Voilà pour ce qui me parait être la galaxie originelle de HPL la plus « canonique ». J’écarte d’emblée A. Delerth, qui à mon avis, en « fixant » le mythe comme une sorte de catalogue, a réduit sa portée, quand a certains contemporains et admirateurs de Lovecraft, comme Bloch, ils ne me semblent pas avoir apporté une vision particulière au genre, au-delà des pastiches et des hommages.
Bon et alors, c’est quoi l’horreur cosmique ?
En résumé, l’horreur cosmique est un genre ou l’effroi naît de la découverte/contemplation d’un univers qui dépasse de loin la condition humaine.
Voici les points communs ou « compatibles » qui peuvent constituer le cadre de référence.
- L’histoire trouve un ancrage de départ dans le présent. Cela implique une mise situation avec force détails renforçante cette impression.
- Ensuite, elle dérive vers la découverte/prise de conscience.
- Ce présent a dès le début un ancrage dans un passé lointain à travers le folklore ou les documents (Machen, Blackwood). De même, il a le plus souvent un ancrage spatial très local (Machen, Blackwood), presque banal, en marge de la ville (campagne) ou au cœur de celle-ci. L’horreur est ici, au coin de la rue, qui communique avec les profondeurs du temps, ou dans une région proche, un “trou”. Les dérives vers l’ailleurs se produisent parfois, mais cet ailleurs est radical, souvent combiné au temps (autre dimension, autre planète, etc…) en transitant vers des endroits inhospitaliers (désert, antarctique….)

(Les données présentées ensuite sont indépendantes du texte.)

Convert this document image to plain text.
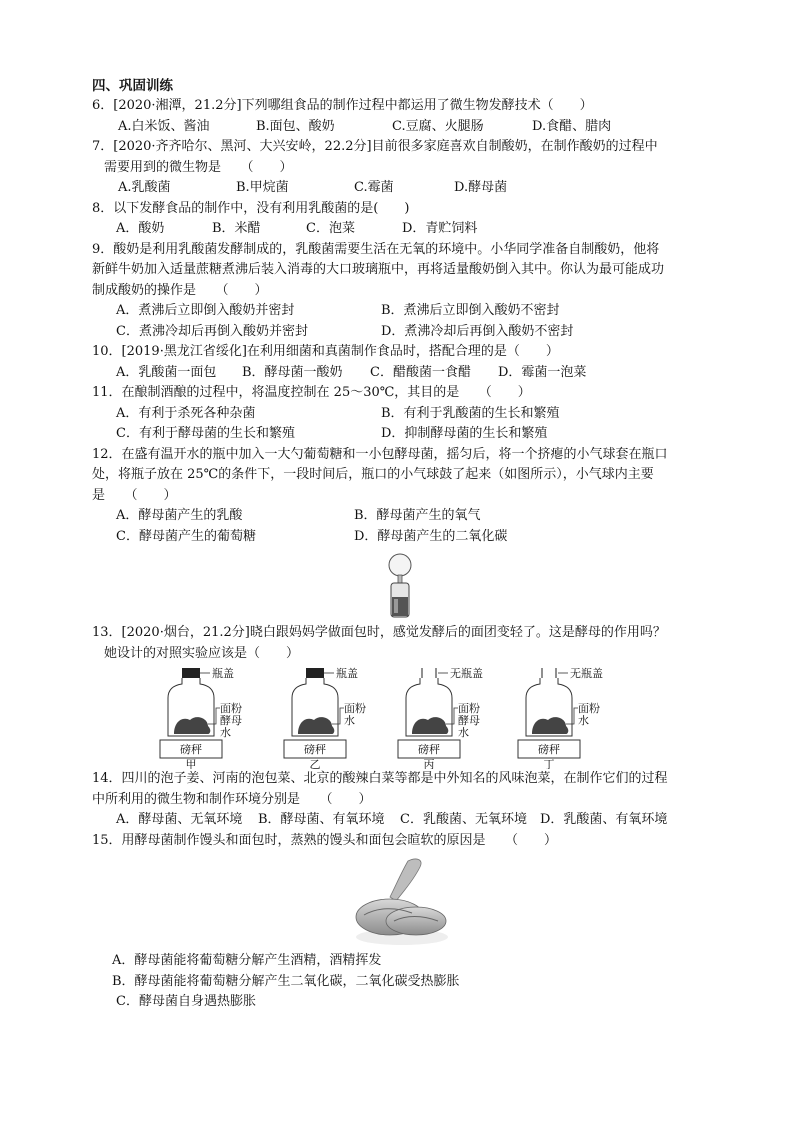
四、巩固训练
6．[2020·湘潭，21.2分]下列哪组食品的制作过程中都运用了微生物发酵技术（　　）
A.白米饭、酱油	B.面包、酸奶	C.豆腐、火腿肠	D.食醋、腊肉
7．[2020·齐齐哈尔、黑河、大兴安岭，22.2分]目前很多家庭喜欢自制酸奶，在制作酸奶的过程中
需要用到的微生物是　　（　　）
A.乳酸菌	B.甲烷菌	C.霉菌	D.酵母菌
8．以下发酵食品的制作中，没有利用乳酸菌的是(　　)
A．酸奶	B．米醋	C．泡菜	D．青贮饲料
9．酸奶是利用乳酸菌发酵制成的，乳酸菌需要生活在无氧的环境中。小华同学准备自制酸奶，他将
新鲜牛奶加入适量蔗糖煮沸后装入消毒的大口玻璃瓶中，再将适量酸奶倒入其中。你认为最可能成功
制成酸奶的操作是　　（　　）
A．煮沸后立即倒入酸奶并密封	B．煮沸后立即倒入酸奶不密封
C．煮沸冷却后再倒入酸奶并密封	D．煮沸冷却后再倒入酸奶不密封
10．[2019·黑龙江省绥化]在利用细菌和真菌制作食品时，搭配合理的是（　　）
A．乳酸菌一面包	B．酵母菌一酸奶	C．醋酸菌一食醋	D．霉菌一泡菜
11．在酿制酒酿的过程中，将温度控制在 25～30℃，其目的是　　（　　）
A．有利于杀死各种杂菌	B．有利于乳酸菌的生长和繁殖
C．有利于酵母菌的生长和繁殖	D．抑制酵母菌的生长和繁殖
12．在盛有温开水的瓶中加入一大勺葡萄糖和一小包酵母菌，摇匀后，将一个挤瘪的小气球套在瓶口
处，将瓶子放在 25℃的条件下，一段时间后，瓶口的小气球鼓了起来（如图所示），小气球内主要
是　　（　　）
A．酵母菌产生的乳酸	B．酵母菌产生的氧气
C．酵母菌产生的葡萄糖	D．酵母菌产生的二氧化碳
13．[2020·烟台，21.2分]晓白跟妈妈学做面包时，感觉发酵后的面团变轻了。这是酵母的作用吗？
她设计的对照实验应该是（　　）
磅秤
瓶盖
面粉
酵母
水
甲
磅秤
瓶盖
面粉
水
乙
磅秤
无瓶盖
面粉
酵母
水
丙
磅秤
无瓶盖
面粉
水
丁
14．四川的泡子姜、河南的泡包菜、北京的酸辣白菜等都是中外知名的风味泡菜，在制作它们的过程
中所利用的微生物和制作环境分别是　　（　　）
A．酵母菌、无氧环境	B．酵母菌、有氧环境	C．乳酸菌、无氧环境	D．乳酸菌、有氧环境
15．用酵母菌制作馒头和面包时，蒸熟的馒头和面包会暄软的原因是　　（　　）
A．酵母菌能将葡萄糖分解产生酒精，酒精挥发
B．酵母菌能将葡萄糖分解产生二氧化碳，二氧化碳受热膨胀
C．酵母菌自身遇热膨胀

- Cette découverte peut être en soi suffisante, souvent à peine entrevue (Machen, Blackwood), quelquefois se poursuivre par un voyage (dans le temps et/ou l’espace) qui fait dans la surenchère (CAS, Hodgson). HPL est à cheval sur les deux, et semble hésiter. De même certains montrent beaucoup (leurs créatures) d’autre peu. Là aussi HPL hésite.
- Ce « voyage » est essentiel, bien plus que les personnages. Les faits viennent aux personnages, qui sont soit des sensitif (Blackwook, Machen) insatisfaits de la réalité, soit des érudits curieux (HM James). Là encore HPL semble hésiter entre les deux. Dans aucun des cas, les personnages n’enquêtent réellement (sauf dans les histoires de détective de Hodgson de la série de Carnacki) ou ne combattent réellement. Meritt et Hodgson sont l’exception.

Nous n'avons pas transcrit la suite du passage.